The objective of the school is to provide an overview of the main scheduling algorithms and resource management policies for supporting the development of predictable, as well as flexible, real-time systems with hard and soft timing constraints.
The school is aimed at graduate students, PhD students and engineers with some background on computer science and operating systems. No specific knowledge is required to understand the course, since all new concepts are explained and illustrated with concrete examples.
The school is divided in 5 courses, one per day, of 6 hours each:
- Fixed Priority Scheduling
This part introduces the basic concepts of real-time computing systems and provides a theoretical background for analyzing fixed priority systems. Different task models are presented to apply the analysis in different contexts, including resource constraints, release jitter, and fault tolerant requirements. The course also discusses real-time programming issues and advanced research topics.

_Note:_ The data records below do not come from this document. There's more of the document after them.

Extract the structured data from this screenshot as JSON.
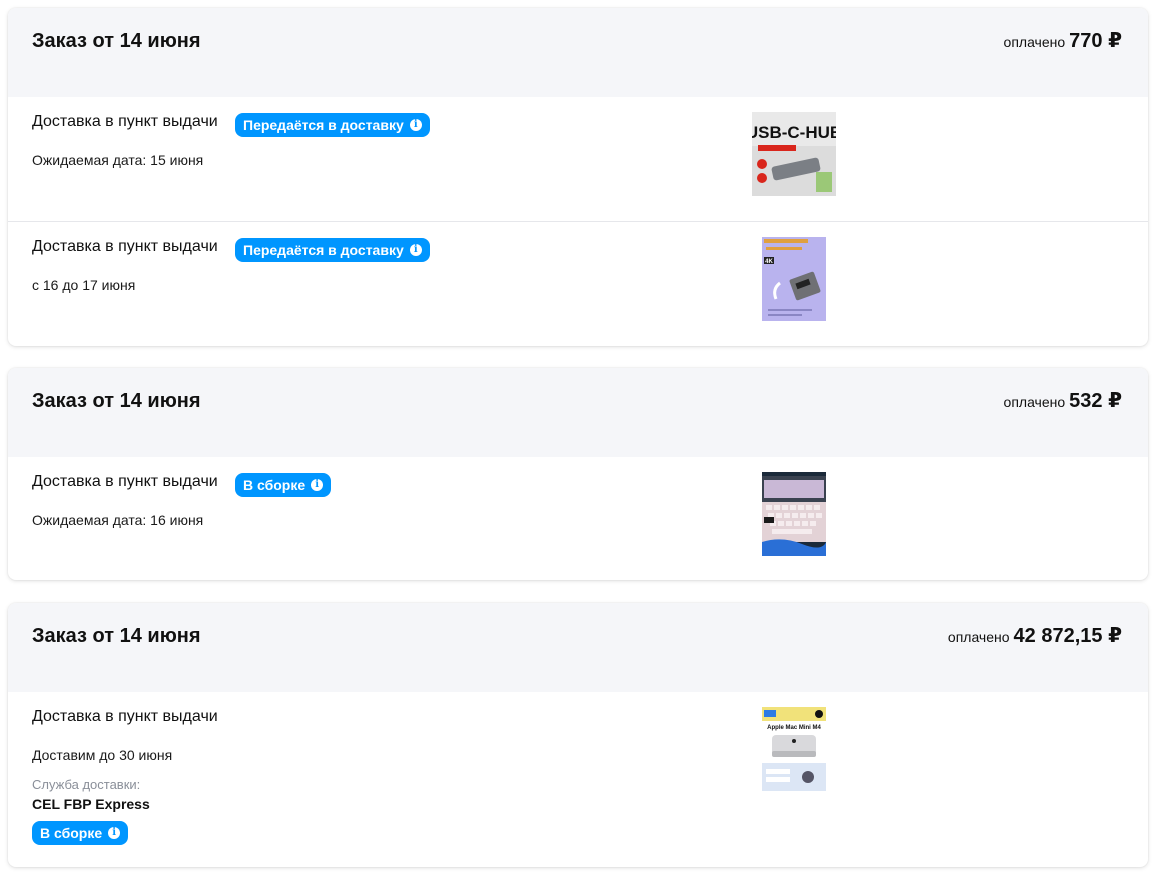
{
  "orders": [
    {
      "title": "Заказ от 14 июня",
      "paid_label": "оплачено",
      "paid_amount": "770 ₽",
      "shipments": [
        {
          "method": "Доставка в пункт выдачи",
          "status": "Передаётся в доставку",
          "date": "Ожидаемая дата: 15 июня",
          "product_image": "usb-c-hub",
          "product_text": "USB-C-HUB"
        },
        {
          "method": "Доставка в пункт выдачи",
          "status": "Передаётся в доставку",
          "date": "с 16 до 17 июня",
          "product_image": "usb-c-to-displayport-adapter",
          "product_badge": "4K"
        }
      ]
    },
    {
      "title": "Заказ от 14 июня",
      "paid_label": "оплачено",
      "paid_amount": "532 ₽",
      "shipments": [
        {
          "method": "Доставка в пункт выдачи",
          "status": "В сборке",
          "date": "Ожидаемая дата: 16 июня",
          "product_image": "backlit-keyboard"
        }
      ]
    },
    {
      "title": "Заказ от 14 июня",
      "paid_label": "оплачено",
      "paid_amount": "42 872,15 ₽",
      "shipments": [
        {
          "method": "Доставка в пункт выдачи",
          "date": "Доставим до 30 июня",
          "carrier_label": "Служба доставки:",
          "carrier_name": "CEL FBP Express",
          "status": "В сборке",
          "product_image": "apple-mac-mini-m4",
          "product_text": "Apple Mac Mini M4"
        }
      ]
    }
  ],
  "colors": {
    "badge_blue": "#0096ff",
    "header_bg": "#f5f6f9",
    "divider": "#e6e7eb"
  }
}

- Dynamic Priority Scheduling
- Off-line Scheduling
This part focuses on table driven scheduling for time critical applications. It presents the time triggered and the event triggered activiation paradigm, together with a method for constructing an offline schedule based on complex timing constraints. It also presents a method for integrating offline and online scheduling to increase flexibility of static scheduled systems.
- Real-Time Networks
This part introduces the basic concepts of real-time communication networks, focusing on real-time message scheduling, event/time-triggered communication, communication control and synchronization issues. It also presents some common application service models and some case studies of standard communication protocols. It concludes presenting new trends in wireless networks, sensor webs, and internet connection.
- QoS management
This part introduces the problem of resource management for QoS control in centralized systems and distributed systems. Existing solutions are presented for both cases. Middleware architectures for distributed real-time systems are also presented, with particular emphasis on RMI, RT-Java, and RT-RMI.